Man wincing in headache pain
Source: Adobe Stock.

The difficulty in assessing preventive treatment for migraine patients, Diamond stated, is that patients and doctors can be at odds regarding their definitions and goals for prevention. Patients often say they are aiming to no longer have migraines, while doctors often are interested in mitigation strategies.

As such, it is suggested that preventive medications should only be considered for certain patients: those who suffer at least two severe migraines per month or at least four attacks per month, those for whom acute medications have failed, and those who experience hemiplegic and basilar migraines.

According to Diamond, recommended medications fall into one of four main categories: established efficacy, probable efficacy, possibly effective and medications with inadequate or conflicting efficacy data. There is also an “other” group of medications that are possibly or probably ineffective.

In the first category, antiepileptic drugs such as topiramate are suggested, Diamond said, while in the second category, antidepressants such as amitriptyline or venlafaxine are appropriate.

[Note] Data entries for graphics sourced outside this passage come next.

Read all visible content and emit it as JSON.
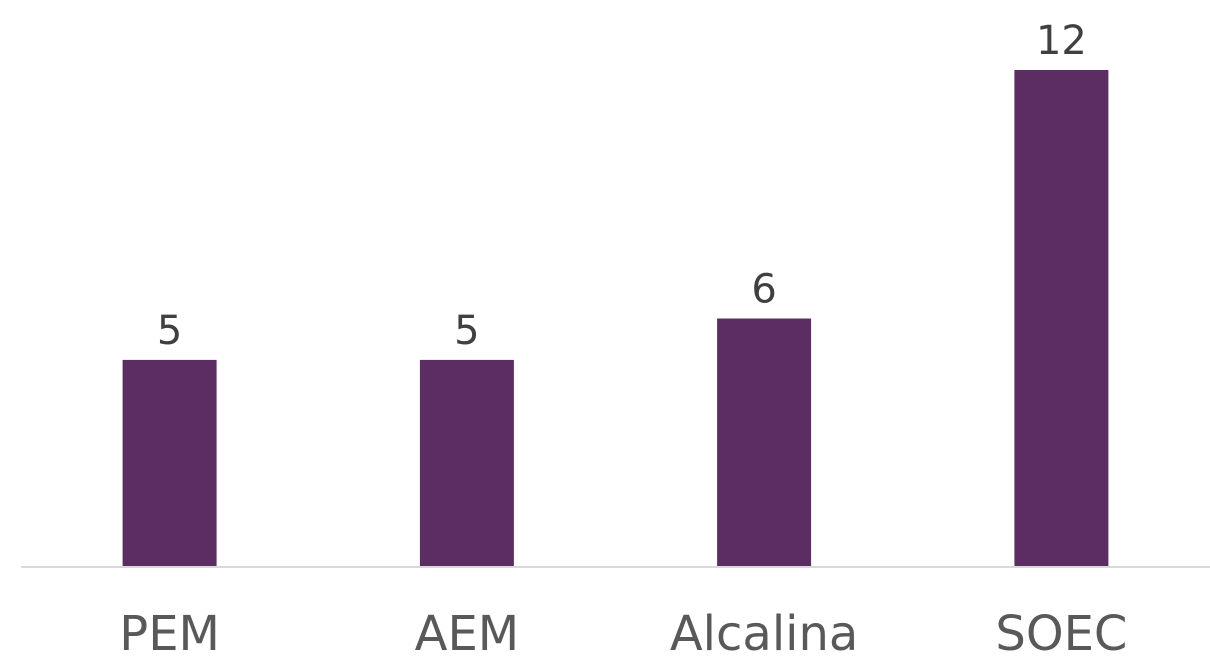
{
  "chart_data": {
    "type": "bar",
    "categories": [
      "PEM",
      "AEM",
      "Alcalina",
      "SOEC"
    ],
    "values": [
      5,
      5,
      6,
      12
    ],
    "title": "",
    "xlabel": "",
    "ylabel": "",
    "ylim": [
      0,
      12
    ],
    "grid": false,
    "legend": "none",
    "data_labels": true,
    "colors": {
      "bar": "#5b2d62",
      "axis": "#d9d9d9",
      "value_text": "#404040",
      "category_text": "#595959"
    }
  }
}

In the third category, antihistamines or beta-blockers may be prescribed, while the fourth category involves antithrombotics such as coumadin or antiepileptics such as gabapentin.

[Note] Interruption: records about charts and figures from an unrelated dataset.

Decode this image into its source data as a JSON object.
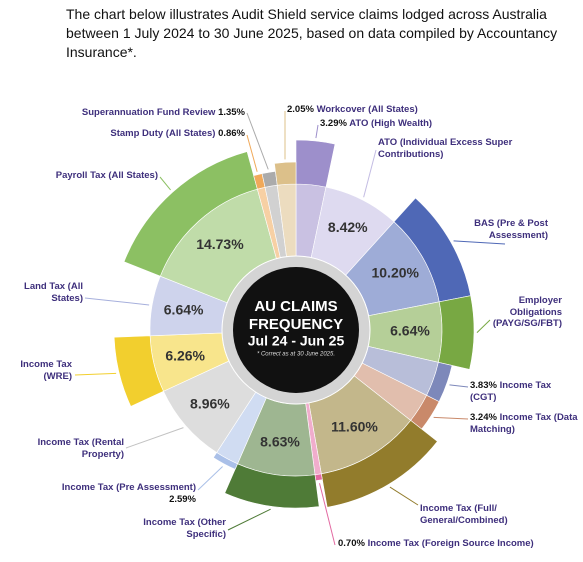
{
  "description": "The chart below illustrates Audit Shield service claims lodged across Australia between 1 July 2024 to 30 June 2025, based on data compiled by Accountancy Insurance*.",
  "chart_data": {
    "type": "pie",
    "center_lines": [
      "AU CLAIMS",
      "FREQUENCY",
      "Jul 24 - Jun 25"
    ],
    "note": "* Correct as at 30 June 2025.",
    "categories": [
      "ATO (High Wealth)",
      "ATO (Individual Excess Super Contributions)",
      "BAS (Pre & Post Assessment)",
      "Employer Obligations (PAYG/SG/FBT)",
      "Income Tax (CGT)",
      "Income Tax (Data Matching)",
      "Income Tax (Full/ General/Combined)",
      "Income Tax (Foreign Source Income)",
      "Income Tax (Other Specific)",
      "Income Tax (Pre Assessment)",
      "Income Tax (Rental Property)",
      "Income Tax (WRE)",
      "Land Tax (All States)",
      "Payroll Tax (All States)",
      "Stamp Duty (All States)",
      "Superannuation Fund Review",
      "Workcover (All States)"
    ],
    "values": [
      3.29,
      8.42,
      10.2,
      6.64,
      3.83,
      3.24,
      11.6,
      0.7,
      8.63,
      2.59,
      8.96,
      6.26,
      6.64,
      14.73,
      0.86,
      1.35,
      2.05
    ],
    "value_labels": [
      "3.29%",
      "8.42%",
      "10.20%",
      "6.64%",
      "3.83%",
      "3.24%",
      "11.60%",
      "0.70%",
      "8.63%",
      "2.59%",
      "8.96%",
      "6.26%",
      "6.64%",
      "14.73%",
      "0.86%",
      "1.35%",
      "2.05%"
    ],
    "colors": [
      "#9d8fcb",
      "#c3bce3",
      "#4f68b6",
      "#78a843",
      "#7d88ba",
      "#c9896a",
      "#927c2c",
      "#e36aa2",
      "#4f7b37",
      "#aac0e8",
      "#c2c2c2",
      "#f2cf2e",
      "#a6afdc",
      "#8cc063",
      "#f0a95a",
      "#ababab",
      "#dcc08a"
    ]
  }
}
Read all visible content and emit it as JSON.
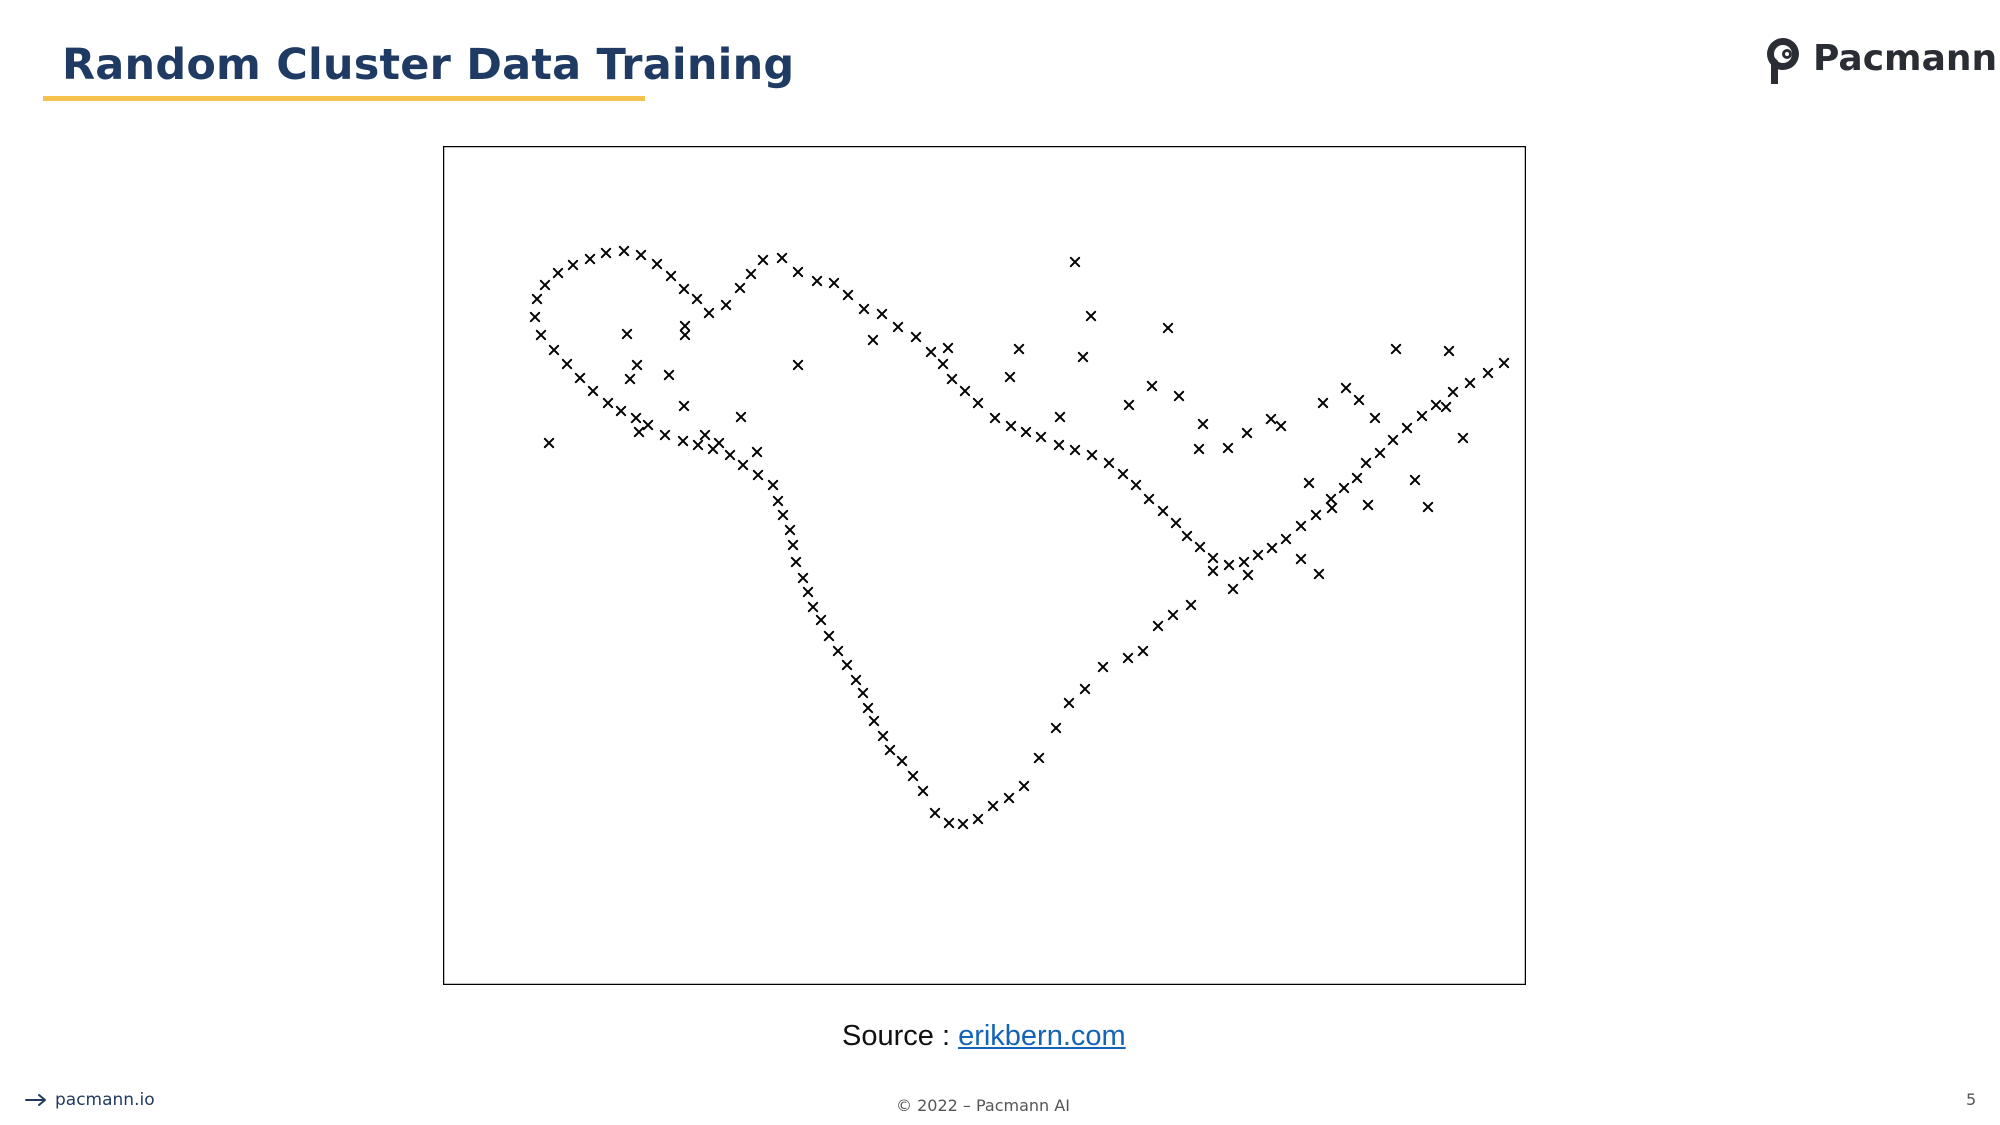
{
  "slide": {
    "title": "Random Cluster Data Training",
    "brand_name": "Pacmann",
    "source_label": "Source : ",
    "source_link": "erikbern.com",
    "footer_site": "pacmann.io",
    "footer_copyright": "© 2022 – Pacmann AI",
    "page_number": "5",
    "colors": {
      "title": "#1f3b63",
      "underline": "#f2c14e",
      "link": "#1464b5",
      "marker": "#000000"
    }
  },
  "chart_data": {
    "type": "scatter",
    "title": "",
    "xlabel": "",
    "ylabel": "",
    "marker": "x",
    "grid": false,
    "legend": "none",
    "xlim": [
      0,
      1083
    ],
    "ylim": [
      0,
      839
    ],
    "series": [
      {
        "name": "",
        "points": [
          [
            106,
            542
          ],
          [
            184,
            651
          ],
          [
            194,
            620
          ],
          [
            187,
            606
          ],
          [
            242,
            659
          ],
          [
            242,
            650
          ],
          [
            196,
            553
          ],
          [
            226,
            610
          ],
          [
            241,
            579
          ],
          [
            262,
            550
          ],
          [
            276,
            542
          ],
          [
            298,
            568
          ],
          [
            314,
            533
          ],
          [
            355,
            620
          ],
          [
            430,
            645
          ],
          [
            505,
            637
          ],
          [
            567,
            608
          ],
          [
            576,
            636
          ],
          [
            617,
            568
          ],
          [
            640,
            628
          ],
          [
            648,
            669
          ],
          [
            632,
            723
          ],
          [
            686,
            580
          ],
          [
            709,
            599
          ],
          [
            725,
            657
          ],
          [
            736,
            589
          ],
          [
            756,
            536
          ],
          [
            760,
            561
          ],
          [
            785,
            537
          ],
          [
            804,
            552
          ],
          [
            828,
            566
          ],
          [
            838,
            559
          ],
          [
            880,
            582
          ],
          [
            903,
            597
          ],
          [
            953,
            636
          ],
          [
            972,
            505
          ],
          [
            1020,
            547
          ],
          [
            1003,
            578
          ],
          [
            1006,
            634
          ],
          [
            932,
            567
          ],
          [
            866,
            502
          ],
          [
            889,
            477
          ],
          [
            916,
            585
          ],
          [
            985,
            478
          ],
          [
            876,
            411
          ],
          [
            925,
            480
          ],
          [
            858,
            426
          ],
          [
            805,
            410
          ],
          [
            790,
            396
          ],
          [
            770,
            414
          ],
          [
            748,
            380
          ],
          [
            730,
            370
          ],
          [
            715,
            359
          ],
          [
            700,
            334
          ],
          [
            685,
            327
          ],
          [
            660,
            318
          ],
          [
            642,
            296
          ],
          [
            626,
            282
          ],
          [
            613,
            257
          ],
          [
            596,
            227
          ],
          [
            581,
            199
          ],
          [
            566,
            187
          ],
          [
            550,
            179
          ],
          [
            535,
            166
          ],
          [
            520,
            161
          ],
          [
            506,
            162
          ],
          [
            492,
            172
          ],
          [
            480,
            194
          ],
          [
            470,
            209
          ],
          [
            459,
            224
          ],
          [
            447,
            235
          ],
          [
            440,
            249
          ],
          [
            431,
            264
          ],
          [
            425,
            277
          ],
          [
            420,
            292
          ],
          [
            413,
            305
          ],
          [
            404,
            320
          ],
          [
            395,
            334
          ],
          [
            386,
            349
          ],
          [
            378,
            365
          ],
          [
            370,
            378
          ],
          [
            365,
            393
          ],
          [
            360,
            407
          ],
          [
            353,
            423
          ],
          [
            350,
            440
          ],
          [
            347,
            455
          ],
          [
            340,
            470
          ],
          [
            335,
            484
          ],
          [
            330,
            500
          ],
          [
            315,
            510
          ],
          [
            300,
            520
          ],
          [
            287,
            530
          ],
          [
            270,
            536
          ],
          [
            255,
            540
          ],
          [
            240,
            544
          ],
          [
            222,
            550
          ],
          [
            205,
            560
          ],
          [
            193,
            567
          ],
          [
            178,
            574
          ],
          [
            165,
            582
          ],
          [
            150,
            594
          ],
          [
            137,
            607
          ],
          [
            124,
            621
          ],
          [
            111,
            635
          ],
          [
            98,
            650
          ],
          [
            92,
            668
          ],
          [
            94,
            686
          ],
          [
            102,
            700
          ],
          [
            115,
            712
          ],
          [
            130,
            720
          ],
          [
            147,
            726
          ],
          [
            163,
            732
          ],
          [
            181,
            734
          ],
          [
            198,
            730
          ],
          [
            214,
            721
          ],
          [
            228,
            709
          ],
          [
            241,
            696
          ],
          [
            254,
            686
          ],
          [
            266,
            672
          ],
          [
            283,
            680
          ],
          [
            297,
            697
          ],
          [
            308,
            711
          ],
          [
            320,
            725
          ],
          [
            339,
            727
          ],
          [
            355,
            713
          ],
          [
            374,
            704
          ],
          [
            391,
            702
          ],
          [
            405,
            690
          ],
          [
            421,
            676
          ],
          [
            439,
            671
          ],
          [
            455,
            658
          ],
          [
            473,
            648
          ],
          [
            488,
            633
          ],
          [
            500,
            621
          ],
          [
            509,
            606
          ],
          [
            522,
            594
          ],
          [
            535,
            582
          ],
          [
            552,
            567
          ],
          [
            568,
            559
          ],
          [
            583,
            553
          ],
          [
            598,
            548
          ],
          [
            616,
            540
          ],
          [
            632,
            535
          ],
          [
            649,
            530
          ],
          [
            666,
            522
          ],
          [
            680,
            511
          ],
          [
            693,
            500
          ],
          [
            706,
            486
          ],
          [
            720,
            474
          ],
          [
            733,
            462
          ],
          [
            744,
            449
          ],
          [
            757,
            438
          ],
          [
            770,
            427
          ],
          [
            786,
            420
          ],
          [
            801,
            423
          ],
          [
            815,
            430
          ],
          [
            829,
            437
          ],
          [
            843,
            446
          ],
          [
            858,
            459
          ],
          [
            873,
            470
          ],
          [
            888,
            486
          ],
          [
            901,
            497
          ],
          [
            914,
            507
          ],
          [
            923,
            522
          ],
          [
            937,
            532
          ],
          [
            950,
            545
          ],
          [
            964,
            557
          ],
          [
            979,
            569
          ],
          [
            993,
            580
          ],
          [
            1010,
            593
          ],
          [
            1027,
            602
          ],
          [
            1045,
            612
          ],
          [
            1061,
            622
          ]
        ]
      }
    ]
  }
}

In the “other” category, the antiepileptic lamotrigine has been established as not effective, while clomipramine is probably not effective, and clonazepam is possibly not effective.

For all traditional preventive medications, Diamond said, obstacles such as limited or delayed therapeutic onset, limited tolerability and limited patient compliance exist across the board.

Newer therapies, such as monoclonal antibodies that target calcitonin gene-related peptides (CGRP), can be given via either IV or subcutaneous delivery, only need to be administered monthly or quarterly, and are effective for approximately 21 to 30 days, per the presentation.

Also available for migraine prevention are CGRP receptor antagonists Qulipta (atogepant, AbbVie), available in 10 mg, 30 mg and 60 mg tablets and given orally once daily, and rimegepant, which is prescribed at 75 mg every other day, according to Diamond.

Additionally, Diamond stated that neuromodulating devices, which provide nerve stimulation in various cranial locations, and onabotulinum-A injections targeting the forehead and temples offer periodic relief but are limited by cost.

“For patients with chronic migraines that change in frequency and severity is going to take a little bit of time,” Diamond said.